Si existe un ejemplo paradigmático de nuestra exuberancia es la ciudad de La Paz. No existe un sitio para reposar nuestra mirada en busca de paz y sosiego. Todo está lleno. Todo abunda: cartelitos, gigantografías, minibuses, peatones, automóviles, vendedores, colorinches, cables, comida, marchas, grafitis, etc. Nada se deja vacío. Hasta las barandas del parque están chillonamente pintadas, los edificios (casi todos amorfos) visten vidrios espejados de colores chinescos y se llenan de lucecitas led, los pisos se pintan; es decir, todo está colmado de formas y colores. Ninguna superficie se libra de la acción humana. Hasta el cielo fue tomado por los cables y las cabinas del teleférico. El objetivo es cumplir con ese profundo atavismo colectivo del exceso, de la desproporción y la superabundancia.

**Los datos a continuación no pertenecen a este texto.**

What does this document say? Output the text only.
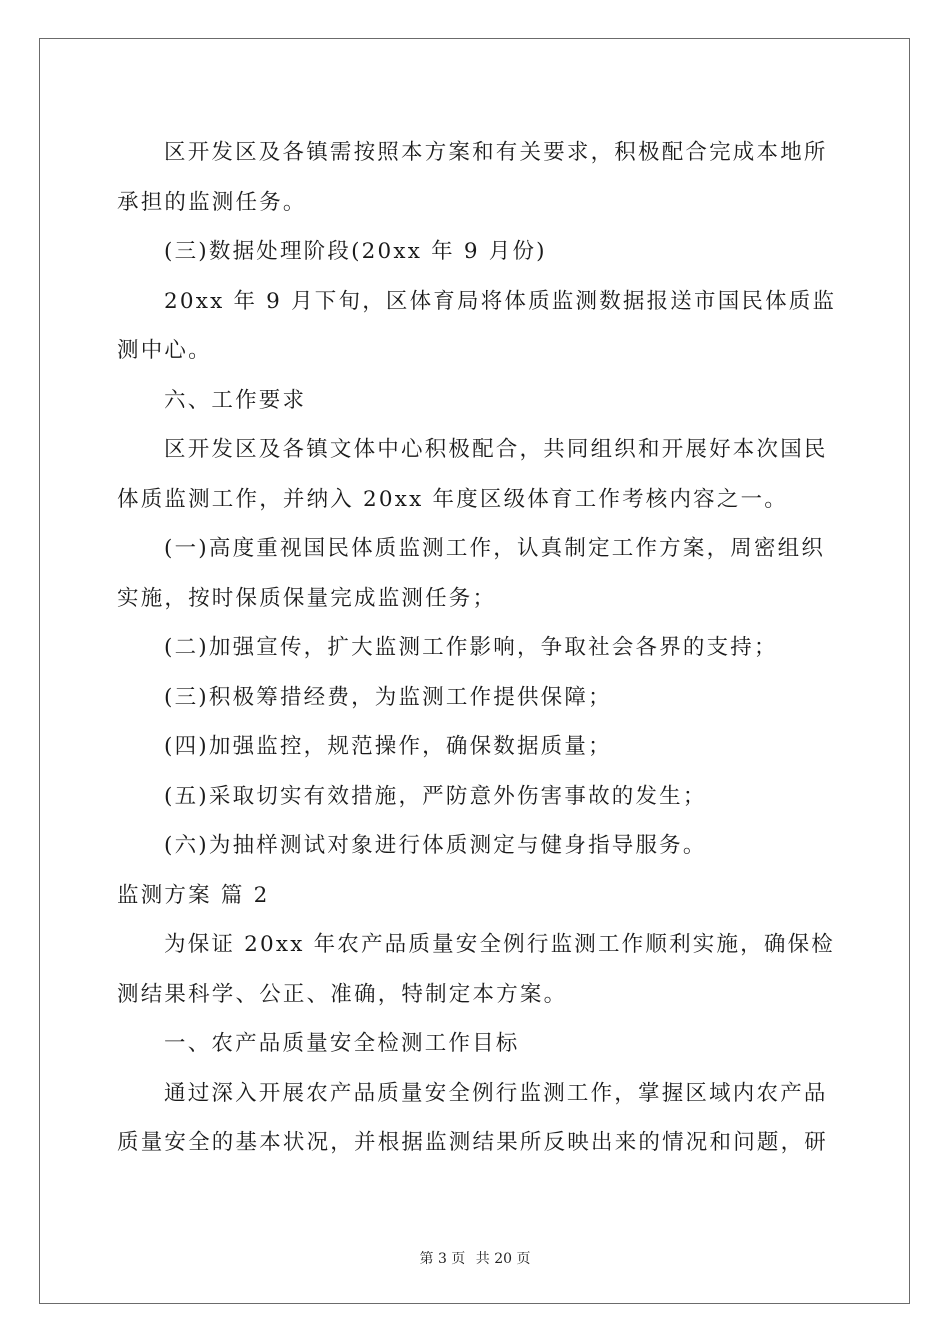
区开发区及各镇需按照本方案和有关要求，积极配合完成本地所

承担的监测任务。

(三)数据处理阶段(20xx 年 9 月份)

20xx 年 9 月下旬，区体育局将体质监测数据报送市国民体质监

测中心。

六、工作要求

区开发区及各镇文体中心积极配合，共同组织和开展好本次国民

体质监测工作，并纳入 20xx 年度区级体育工作考核内容之一。

(一)高度重视国民体质监测工作，认真制定工作方案，周密组织

实施，按时保质保量完成监测任务；

(二)加强宣传，扩大监测工作影响，争取社会各界的支持；

(三)积极筹措经费，为监测工作提供保障；

(四)加强监控，规范操作，确保数据质量；

(五)采取切实有效措施，严防意外伤害事故的发生；

(六)为抽样测试对象进行体质测定与健身指导服务。

监测方案 篇 2

为保证 20xx 年农产品质量安全例行监测工作顺利实施，确保检

测结果科学、公正、准确，特制定本方案。

一、农产品质量安全检测工作目标

通过深入开展农产品质量安全例行监测工作，掌握区域内农产品

质量安全的基本状况，并根据监测结果所反映出来的情况和问题，研

第 3 页 共 20 页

Pero, ¿cuál es la causa por la que somos tan exuberantes?, ¿por qué usamos todo el catálogo de formas y colores posibles en todo? Pues, por la sencilla razón de que tenemos un ch’enko en nuestra forma de percibir el mundo. Un bollo en nuestras cabezas por el sincretismo cultural y religioso que reunió lo ancestral con cinco siglos de dominación española. Resultado: un ser andino, complejo y enrevesado, donde se fundió la geometrización e iconografía ancestrales (muy sobria y, hasta diría, minimalista) con una línea hispana barroca tan excesiva como el churrigueresco. Si ves con detenimiento un retablo colonial advertirás que es el epítome del horror vacui. De igual forma la iconografía católica (casullas, estolas, cálices, etc., que Fellini parodió en un recordado desfile de moda eclesiástica) es rangosa. Entonces, cabe preguntarse: ¿cuánto de nuestras actuales expresiones artísticas —que son delirantes y bizarras— conservan lo verdaderamente ancestral? Más aún y para sincerarnos: ¿se puede emparentar un cholet con el portal de ingreso del templo de Kalasasaya?, ¿en serio?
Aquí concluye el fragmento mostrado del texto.